The first one slid down so smoothly and easily, an intoxicating balance of peanut butter and dark chocolate. The second one was almost as good. I lost count as I continued to eat. Taste and enjoyment faded away behind the urge to eat just one more… and another… and another… I couldn’t stop. I’d been planning on having two peanut butter cups a day but I ended up with twelve treats in under ten minutes. Why had I done it again? My mind continued to berate me. I was lazy… lacked self control… fat… ugly… I would never eat healthy… I’m the ugly sister in the family and this overeating just proved it. Obviously I was weak. Who couldn’t stop eating? I just needed to put the food down. It was that simple.

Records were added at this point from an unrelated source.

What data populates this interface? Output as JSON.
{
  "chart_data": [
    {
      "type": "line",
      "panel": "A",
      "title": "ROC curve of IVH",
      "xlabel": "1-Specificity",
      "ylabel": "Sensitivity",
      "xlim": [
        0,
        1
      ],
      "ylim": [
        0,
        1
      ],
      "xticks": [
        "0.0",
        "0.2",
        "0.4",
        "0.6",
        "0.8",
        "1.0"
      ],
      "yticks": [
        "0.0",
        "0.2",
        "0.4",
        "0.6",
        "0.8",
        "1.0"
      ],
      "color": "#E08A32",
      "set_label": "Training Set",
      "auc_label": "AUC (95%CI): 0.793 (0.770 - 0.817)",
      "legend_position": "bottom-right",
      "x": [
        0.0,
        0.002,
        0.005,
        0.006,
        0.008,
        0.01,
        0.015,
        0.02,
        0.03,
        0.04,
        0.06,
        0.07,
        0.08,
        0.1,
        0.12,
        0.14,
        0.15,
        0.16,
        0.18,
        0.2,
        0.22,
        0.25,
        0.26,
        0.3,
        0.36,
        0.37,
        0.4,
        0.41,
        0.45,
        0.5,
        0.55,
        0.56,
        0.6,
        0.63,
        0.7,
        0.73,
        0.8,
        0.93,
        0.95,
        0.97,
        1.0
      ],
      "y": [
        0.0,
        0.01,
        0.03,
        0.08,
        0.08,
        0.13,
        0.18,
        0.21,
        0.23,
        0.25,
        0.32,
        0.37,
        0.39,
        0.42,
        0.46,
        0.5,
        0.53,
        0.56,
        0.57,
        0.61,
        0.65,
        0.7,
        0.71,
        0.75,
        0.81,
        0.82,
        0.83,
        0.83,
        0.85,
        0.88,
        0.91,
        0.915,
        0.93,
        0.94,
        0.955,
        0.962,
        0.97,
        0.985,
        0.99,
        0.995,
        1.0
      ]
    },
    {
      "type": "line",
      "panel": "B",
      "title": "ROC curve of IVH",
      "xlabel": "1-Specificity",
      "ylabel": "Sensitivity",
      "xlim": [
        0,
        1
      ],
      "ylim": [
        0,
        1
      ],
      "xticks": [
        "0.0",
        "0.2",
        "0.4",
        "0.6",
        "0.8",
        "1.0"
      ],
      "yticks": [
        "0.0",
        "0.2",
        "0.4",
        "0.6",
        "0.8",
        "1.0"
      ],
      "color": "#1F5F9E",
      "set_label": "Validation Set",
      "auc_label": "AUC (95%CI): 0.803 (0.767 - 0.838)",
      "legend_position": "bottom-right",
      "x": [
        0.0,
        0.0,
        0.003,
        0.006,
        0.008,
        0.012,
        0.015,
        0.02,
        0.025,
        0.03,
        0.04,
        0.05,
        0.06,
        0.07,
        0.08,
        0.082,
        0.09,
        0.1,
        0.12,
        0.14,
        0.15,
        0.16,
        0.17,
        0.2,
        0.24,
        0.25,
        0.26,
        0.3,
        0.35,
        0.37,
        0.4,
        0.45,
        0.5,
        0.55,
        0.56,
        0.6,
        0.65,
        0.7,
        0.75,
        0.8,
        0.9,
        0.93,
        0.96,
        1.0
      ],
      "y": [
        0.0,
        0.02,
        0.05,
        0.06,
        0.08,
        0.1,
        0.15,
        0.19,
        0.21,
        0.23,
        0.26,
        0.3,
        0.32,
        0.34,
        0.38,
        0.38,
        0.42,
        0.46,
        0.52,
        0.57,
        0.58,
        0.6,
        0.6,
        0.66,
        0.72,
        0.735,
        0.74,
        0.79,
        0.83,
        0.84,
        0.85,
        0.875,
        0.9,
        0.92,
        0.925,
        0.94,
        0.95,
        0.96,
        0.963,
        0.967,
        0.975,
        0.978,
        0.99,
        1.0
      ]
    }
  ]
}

But it wasn’t that simple. Time after time I’d eaten a whole carton of Haagen Daz, a whole bag of chips, a huge bowl of spaghetti, a sleeve of cookies (and maybe one more). I’d eat until my stomach stretched uncomfortably and it felt like my food was kicking the valve to my esophagus.
And I have to stop.
This won’t be easy. I have to stop worrying about dieting and my weight because they seem to cycle into this eating. And I’m going to have to ignore some pretty strong cravings for just about anything unhealthy. Funny how I never crave an orange. Maybe that will change.
I see my psychiatrist this week, which is good. Even though I feel like I have binge eating, he’s the one that went to school for this.
If you struggle with binge eating, could you please share any tips on what made the cravings better? Thank you so much!